REPUBLIKA.CO.ID, BANDUNG -- Ketua Koalisi Indonesia Bebas TAR (Kabar) Ariyo Bimmo mengusulkan kepada pemerintah membentuk regulasi khusus untuk produk tembakau alternatif seperti rokok elektronik atau vape. Regulasi tersebut diharapkan berbeda dari rokok.
"Regulasi bagi produk tembakau alternatif akan memberikan kepastian bagi para pelaku usaha dalam memproduksi produk yang sesuai bagi konsumen," kata Ariyo usai menjadi pembicara dalam Diskusi Publik Gerakan Pencegahan Penyalahgunaan Rokok Elektrik (Geprek) di Kota Bandung, Jawa Barat, Rabu.
Menurut Ariyo, saat ini Indonesia hanya memiliki satu aturan, yaitu Peraturan Menteri Keuangan (PMK) Nomor 146/PMK.010/2017 yang berfokus pada aspek penerimaan negara dari cukai. Namun, peraturan itu belum mencakup aspek lainnya, seperti uji produk, tata cara pemasaran, batasan usia, informasi bagi konsumen, hingga pengawasan.
"Dengan regulasi yang lebih rinci akan mempersempit potensi penyalahgunaan narkoba pada rokok elektrik," kata Ariyo.
Dia berpandangan bahwa kasus penyalahgunaan narkoba pada rokok elektrik membuat publik memiliki persepsi yang negatif terhadap produk tembakau alternatif. Ariyo juga menekankan pentingnya peran pemerintah dalam mencegah penyalahgunaan rokok elektrik.
"Padahal, produk tembakau alternatif, seperti rokok elektrik dan produk tembakau yang dipanaskan, sejatinya diciptakan untuk membantu perokok dewasa yang ingin beralih dari rokok ke produk tembakau yang lebih rendah risiko," ujarnya.
Di tempat yang sama, Ketua Dewan Pimpinan Pusat Generasi Anti Narkoba Indonesia (Gani) Djoddy Prasetio Widyawan, menjelaskan bahwa gerakan sosial tersebut bertujuan untuk memberikan edukasi kepada para anggota asosiasi rokok elektrik, para konsumen dewasa, dan publik mengenai pencegahan penyalahgunaan produk tembakau alternatif.

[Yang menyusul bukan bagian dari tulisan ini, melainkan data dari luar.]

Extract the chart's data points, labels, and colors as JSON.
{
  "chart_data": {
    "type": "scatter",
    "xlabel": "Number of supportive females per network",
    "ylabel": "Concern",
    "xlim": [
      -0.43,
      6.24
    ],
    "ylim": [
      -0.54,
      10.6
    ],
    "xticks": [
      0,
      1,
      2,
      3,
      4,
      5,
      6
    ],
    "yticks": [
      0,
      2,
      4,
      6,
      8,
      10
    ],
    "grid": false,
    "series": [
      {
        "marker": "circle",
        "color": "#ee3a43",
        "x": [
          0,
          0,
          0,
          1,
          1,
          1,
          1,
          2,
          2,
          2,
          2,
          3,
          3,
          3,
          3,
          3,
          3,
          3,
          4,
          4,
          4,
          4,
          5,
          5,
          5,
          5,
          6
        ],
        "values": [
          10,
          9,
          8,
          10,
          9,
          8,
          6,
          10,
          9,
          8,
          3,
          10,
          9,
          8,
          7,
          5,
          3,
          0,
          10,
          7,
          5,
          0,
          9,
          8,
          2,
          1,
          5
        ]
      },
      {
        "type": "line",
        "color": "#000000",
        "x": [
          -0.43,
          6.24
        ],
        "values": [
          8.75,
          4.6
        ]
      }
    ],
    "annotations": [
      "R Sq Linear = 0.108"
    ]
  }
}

"Diskusi ini merupakan bentuk komitmen dan perhatian kami terhadap industri produk tembakau alternatif di Indonesia, khususnya terhadap isu penyalahgunaan narkoba pada rokok elektrik dan penggunaan oleh anak-anak di bawah umur," katanya.
Dengan pertumbuhan pengguna rokok elektrik yang berkembang pesat, menurut Djoddy, pihaknya memilih Bandung menjadi kota kedua setelah Bali untuk diadakannya kegiatan edukasi dan sosialiasi program Geprek. Pihaknya juga mendistribusikan stiker Geprek dan buku panduan kepada toko-toko rokok elektrik di Bandung.

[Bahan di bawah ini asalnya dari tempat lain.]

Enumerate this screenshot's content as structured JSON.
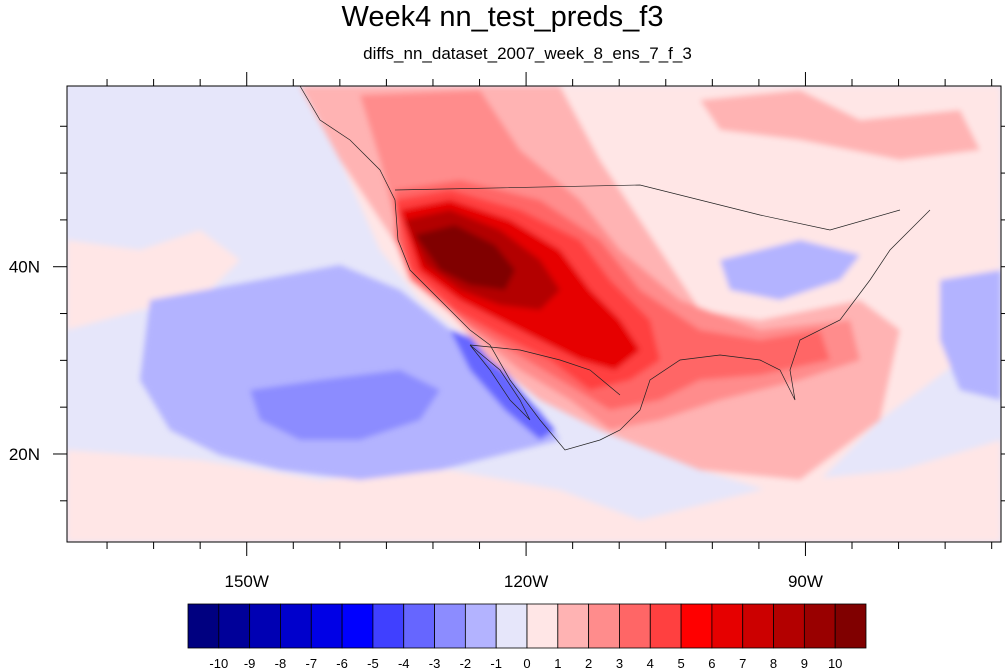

"Kami ingin edukasi ini dapat tersebar luas ke seluruh aspek, baik pelaku usaha maupun konsumen," kata Djoddy.
Menurut Djoddy, permasalahan dalam penyalahgunaan zat Tetrahidrokanabinol (THC) dan vitamin E asetat yang dicampurkan pada cairan rokok elektrik di Amerika Serikat sangat rentan terjadi di Indonesia. Pada pertengahan tahun 2019, Badan Narkotika Nasional (BNN) telah mengungkapkan kasus penyalahgunaan narkoba serupa pada rokok elektrik.

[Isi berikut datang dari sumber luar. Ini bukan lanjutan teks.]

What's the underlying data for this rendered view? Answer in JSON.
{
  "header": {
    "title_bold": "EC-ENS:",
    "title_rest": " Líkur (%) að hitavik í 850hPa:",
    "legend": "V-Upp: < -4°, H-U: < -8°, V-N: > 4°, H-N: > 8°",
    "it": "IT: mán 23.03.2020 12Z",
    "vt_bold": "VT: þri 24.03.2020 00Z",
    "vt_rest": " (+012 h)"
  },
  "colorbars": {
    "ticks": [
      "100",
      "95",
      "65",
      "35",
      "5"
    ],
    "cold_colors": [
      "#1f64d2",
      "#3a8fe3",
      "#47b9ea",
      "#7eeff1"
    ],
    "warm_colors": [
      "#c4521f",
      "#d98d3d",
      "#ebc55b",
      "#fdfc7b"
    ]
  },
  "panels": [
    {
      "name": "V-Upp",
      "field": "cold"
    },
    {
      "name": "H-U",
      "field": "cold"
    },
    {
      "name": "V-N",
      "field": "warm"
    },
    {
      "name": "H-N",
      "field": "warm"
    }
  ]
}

Ketua Asosiasi Vapers Indonesia (AVI) Jawa Barat, Didong Wanorogo, menyatakan bahwa pihaknya juga mendukung Geprek. Sebagai bentuk komitmennya, AVI Jawa Barat akan mengimbau anggotanya agar tidak melakukan penyalahgunaan narkoba pada rokok elektrik dan melarang penjualan produk kepada anak di bawah umur 18 tahun.